Lipid classes detected in the study are indicated as bolded blue text, while unbolded blue text signifies other metabolites in the metabolic pathway. Red text indicates enzymes known to be overly expressed in ovarian cancer cells or other related cancer, with the relevant references. For each detected lipid class presented, information about the cluster they belong to in the temporal trend analyses is provided, in addition to the breakdown information on discriminant lipids selected by ML algorithms. A red circle represents the cumulative change in detected lipid classes (increase in DKO mice), a green circle (decrease in DKO mice), or a white circle (no cumulative change). Cumulative changes are computed by counting the number of both increased and decreased levels among the selected discriminant lipid in all lifetime stages. Pathway information was derived from existing literature.
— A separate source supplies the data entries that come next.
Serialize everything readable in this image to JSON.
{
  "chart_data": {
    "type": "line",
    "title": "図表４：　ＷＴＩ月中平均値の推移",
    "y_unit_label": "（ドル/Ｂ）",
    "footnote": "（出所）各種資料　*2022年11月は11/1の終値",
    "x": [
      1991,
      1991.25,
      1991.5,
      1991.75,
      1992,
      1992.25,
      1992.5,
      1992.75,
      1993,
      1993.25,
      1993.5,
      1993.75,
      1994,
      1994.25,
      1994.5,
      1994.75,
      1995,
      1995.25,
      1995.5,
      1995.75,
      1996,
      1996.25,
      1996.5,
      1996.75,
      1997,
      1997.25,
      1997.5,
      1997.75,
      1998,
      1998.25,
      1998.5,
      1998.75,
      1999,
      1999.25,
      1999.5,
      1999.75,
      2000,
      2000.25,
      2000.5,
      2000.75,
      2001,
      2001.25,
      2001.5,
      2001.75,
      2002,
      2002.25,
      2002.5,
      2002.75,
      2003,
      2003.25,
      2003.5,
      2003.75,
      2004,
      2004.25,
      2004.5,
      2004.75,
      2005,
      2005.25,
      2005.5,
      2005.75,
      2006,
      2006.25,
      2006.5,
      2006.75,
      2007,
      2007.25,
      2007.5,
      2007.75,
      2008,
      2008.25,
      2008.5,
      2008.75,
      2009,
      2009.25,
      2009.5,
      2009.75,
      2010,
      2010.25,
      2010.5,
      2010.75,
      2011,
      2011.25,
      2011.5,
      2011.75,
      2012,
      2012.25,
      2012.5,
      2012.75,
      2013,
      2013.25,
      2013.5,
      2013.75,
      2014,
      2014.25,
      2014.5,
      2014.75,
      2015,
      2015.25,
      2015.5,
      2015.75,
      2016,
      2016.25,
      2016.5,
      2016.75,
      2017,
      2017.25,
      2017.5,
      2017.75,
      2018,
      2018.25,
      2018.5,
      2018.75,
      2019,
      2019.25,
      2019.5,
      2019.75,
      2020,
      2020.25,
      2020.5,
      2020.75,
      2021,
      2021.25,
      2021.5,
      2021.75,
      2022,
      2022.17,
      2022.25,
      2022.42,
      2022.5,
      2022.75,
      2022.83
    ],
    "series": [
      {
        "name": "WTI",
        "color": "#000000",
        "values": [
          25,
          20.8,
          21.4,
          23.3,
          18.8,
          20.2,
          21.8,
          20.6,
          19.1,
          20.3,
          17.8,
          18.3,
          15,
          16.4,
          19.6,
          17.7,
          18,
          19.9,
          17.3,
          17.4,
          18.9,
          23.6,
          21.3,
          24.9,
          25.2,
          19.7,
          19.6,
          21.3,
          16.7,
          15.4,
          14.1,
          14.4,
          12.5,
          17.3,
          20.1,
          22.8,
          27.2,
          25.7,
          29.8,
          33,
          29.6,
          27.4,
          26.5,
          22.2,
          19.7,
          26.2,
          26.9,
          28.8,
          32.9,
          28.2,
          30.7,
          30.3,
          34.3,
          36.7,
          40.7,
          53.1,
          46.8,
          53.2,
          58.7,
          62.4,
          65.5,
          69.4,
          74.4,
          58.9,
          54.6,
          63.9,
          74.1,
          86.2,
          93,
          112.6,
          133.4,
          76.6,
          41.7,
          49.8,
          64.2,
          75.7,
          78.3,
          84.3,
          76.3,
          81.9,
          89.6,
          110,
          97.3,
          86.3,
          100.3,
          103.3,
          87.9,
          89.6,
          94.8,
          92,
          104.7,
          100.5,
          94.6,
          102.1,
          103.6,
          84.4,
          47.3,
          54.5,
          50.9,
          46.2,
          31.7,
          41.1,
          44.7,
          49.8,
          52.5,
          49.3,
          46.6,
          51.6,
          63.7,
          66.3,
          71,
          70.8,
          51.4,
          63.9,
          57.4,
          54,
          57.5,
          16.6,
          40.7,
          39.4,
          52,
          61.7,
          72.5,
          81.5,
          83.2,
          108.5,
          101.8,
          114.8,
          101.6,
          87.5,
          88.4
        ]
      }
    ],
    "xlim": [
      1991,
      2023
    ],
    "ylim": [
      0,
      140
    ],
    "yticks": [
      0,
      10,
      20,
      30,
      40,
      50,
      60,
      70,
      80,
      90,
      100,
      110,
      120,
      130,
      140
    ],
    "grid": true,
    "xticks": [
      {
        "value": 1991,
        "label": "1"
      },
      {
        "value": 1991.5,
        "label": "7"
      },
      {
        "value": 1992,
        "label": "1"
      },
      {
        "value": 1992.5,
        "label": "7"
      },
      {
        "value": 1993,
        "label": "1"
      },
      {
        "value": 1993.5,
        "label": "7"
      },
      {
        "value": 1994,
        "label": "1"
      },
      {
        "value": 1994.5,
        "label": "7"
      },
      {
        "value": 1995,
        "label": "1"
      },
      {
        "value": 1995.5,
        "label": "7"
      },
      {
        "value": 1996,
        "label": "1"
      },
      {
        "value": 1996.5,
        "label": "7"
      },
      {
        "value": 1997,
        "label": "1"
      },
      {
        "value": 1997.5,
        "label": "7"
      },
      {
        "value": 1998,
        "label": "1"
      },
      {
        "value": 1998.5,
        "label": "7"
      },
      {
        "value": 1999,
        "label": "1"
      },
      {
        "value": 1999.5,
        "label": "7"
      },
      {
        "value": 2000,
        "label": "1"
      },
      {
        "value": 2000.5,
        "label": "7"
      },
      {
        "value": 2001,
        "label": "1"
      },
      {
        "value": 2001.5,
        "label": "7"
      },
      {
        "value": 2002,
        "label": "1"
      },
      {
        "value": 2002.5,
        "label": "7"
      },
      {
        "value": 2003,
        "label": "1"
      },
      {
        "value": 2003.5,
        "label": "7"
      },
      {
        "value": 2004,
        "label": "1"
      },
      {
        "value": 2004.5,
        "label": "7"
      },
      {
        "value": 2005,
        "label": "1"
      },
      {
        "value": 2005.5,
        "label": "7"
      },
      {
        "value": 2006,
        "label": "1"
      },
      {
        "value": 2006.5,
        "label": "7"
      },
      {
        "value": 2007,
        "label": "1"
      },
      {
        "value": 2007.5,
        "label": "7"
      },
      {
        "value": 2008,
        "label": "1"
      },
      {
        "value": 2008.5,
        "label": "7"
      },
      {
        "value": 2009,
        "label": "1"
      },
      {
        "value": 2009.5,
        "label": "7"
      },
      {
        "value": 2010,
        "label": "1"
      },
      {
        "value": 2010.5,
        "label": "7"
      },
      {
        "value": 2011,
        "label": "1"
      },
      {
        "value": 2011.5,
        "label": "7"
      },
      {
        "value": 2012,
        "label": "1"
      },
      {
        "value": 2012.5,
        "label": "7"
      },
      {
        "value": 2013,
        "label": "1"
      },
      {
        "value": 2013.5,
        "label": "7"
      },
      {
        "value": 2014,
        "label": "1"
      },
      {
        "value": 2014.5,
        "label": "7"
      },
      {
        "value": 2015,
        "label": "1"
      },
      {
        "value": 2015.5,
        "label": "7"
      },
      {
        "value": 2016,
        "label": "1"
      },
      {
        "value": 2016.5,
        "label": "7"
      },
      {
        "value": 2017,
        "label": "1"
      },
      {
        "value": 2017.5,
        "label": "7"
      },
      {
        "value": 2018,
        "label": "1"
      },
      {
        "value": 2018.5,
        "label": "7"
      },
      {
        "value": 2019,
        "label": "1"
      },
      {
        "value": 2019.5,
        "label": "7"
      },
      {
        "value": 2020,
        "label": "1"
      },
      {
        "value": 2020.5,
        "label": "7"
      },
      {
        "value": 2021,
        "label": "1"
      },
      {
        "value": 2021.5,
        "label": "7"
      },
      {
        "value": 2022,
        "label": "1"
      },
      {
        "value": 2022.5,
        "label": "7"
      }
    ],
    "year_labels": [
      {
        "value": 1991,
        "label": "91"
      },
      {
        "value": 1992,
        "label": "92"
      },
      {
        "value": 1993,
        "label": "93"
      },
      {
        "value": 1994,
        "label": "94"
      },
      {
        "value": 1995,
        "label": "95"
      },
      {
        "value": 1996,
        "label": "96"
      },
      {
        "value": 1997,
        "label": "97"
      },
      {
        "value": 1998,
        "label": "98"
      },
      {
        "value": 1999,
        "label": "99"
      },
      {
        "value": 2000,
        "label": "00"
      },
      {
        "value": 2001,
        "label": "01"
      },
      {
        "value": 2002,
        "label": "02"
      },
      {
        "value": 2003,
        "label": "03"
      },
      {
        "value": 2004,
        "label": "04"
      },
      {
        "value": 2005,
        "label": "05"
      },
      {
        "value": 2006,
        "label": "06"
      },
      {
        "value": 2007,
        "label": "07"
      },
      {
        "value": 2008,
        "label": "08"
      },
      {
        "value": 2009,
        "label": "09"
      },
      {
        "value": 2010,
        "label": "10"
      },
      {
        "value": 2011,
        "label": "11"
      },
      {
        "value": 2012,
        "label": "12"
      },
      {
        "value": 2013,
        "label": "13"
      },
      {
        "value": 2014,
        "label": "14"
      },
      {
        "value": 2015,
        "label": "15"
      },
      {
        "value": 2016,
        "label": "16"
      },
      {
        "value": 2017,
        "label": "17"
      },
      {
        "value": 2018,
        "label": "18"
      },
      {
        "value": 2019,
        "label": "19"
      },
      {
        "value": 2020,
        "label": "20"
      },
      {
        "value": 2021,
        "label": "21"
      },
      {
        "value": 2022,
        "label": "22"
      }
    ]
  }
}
Abbreviations: G3P: Glycerol-3-phosphate, PA: Phosphatidic acid, DG: Diacylglycerols, TG: Triacylglycerols, PC: Phosphatidylcholines, PC O-: Ether phosphatidylcholines, PE: Phosphatidylethanolamines, PE O-: Ether phosphatidylethanolamines, LPE: Lysophosphatidylethanolamines, LPC: Lysophosphatidylcholines, PI: Phosphatidyl inositol, HMG CoA: 3-hydroxy-3-methylglutaryl coenzyme A, MUFA: mono-unsaturated fatty acids, PUFA: Poly-unsaturated fatty acids, SM: Sphingomyelin, Cer: Ceramide, HexCer: Hexosylceramide, CK: Choline kinase, ACC: acetyl-CoA carboxylase, ACL: ATP-citrate lyase, FAS: Fatty acid synthase, SCD1: Stearoyl-CoA desaturase-1, UGCG: uridine diphosphate-glucose ceramide glucosyltransferase.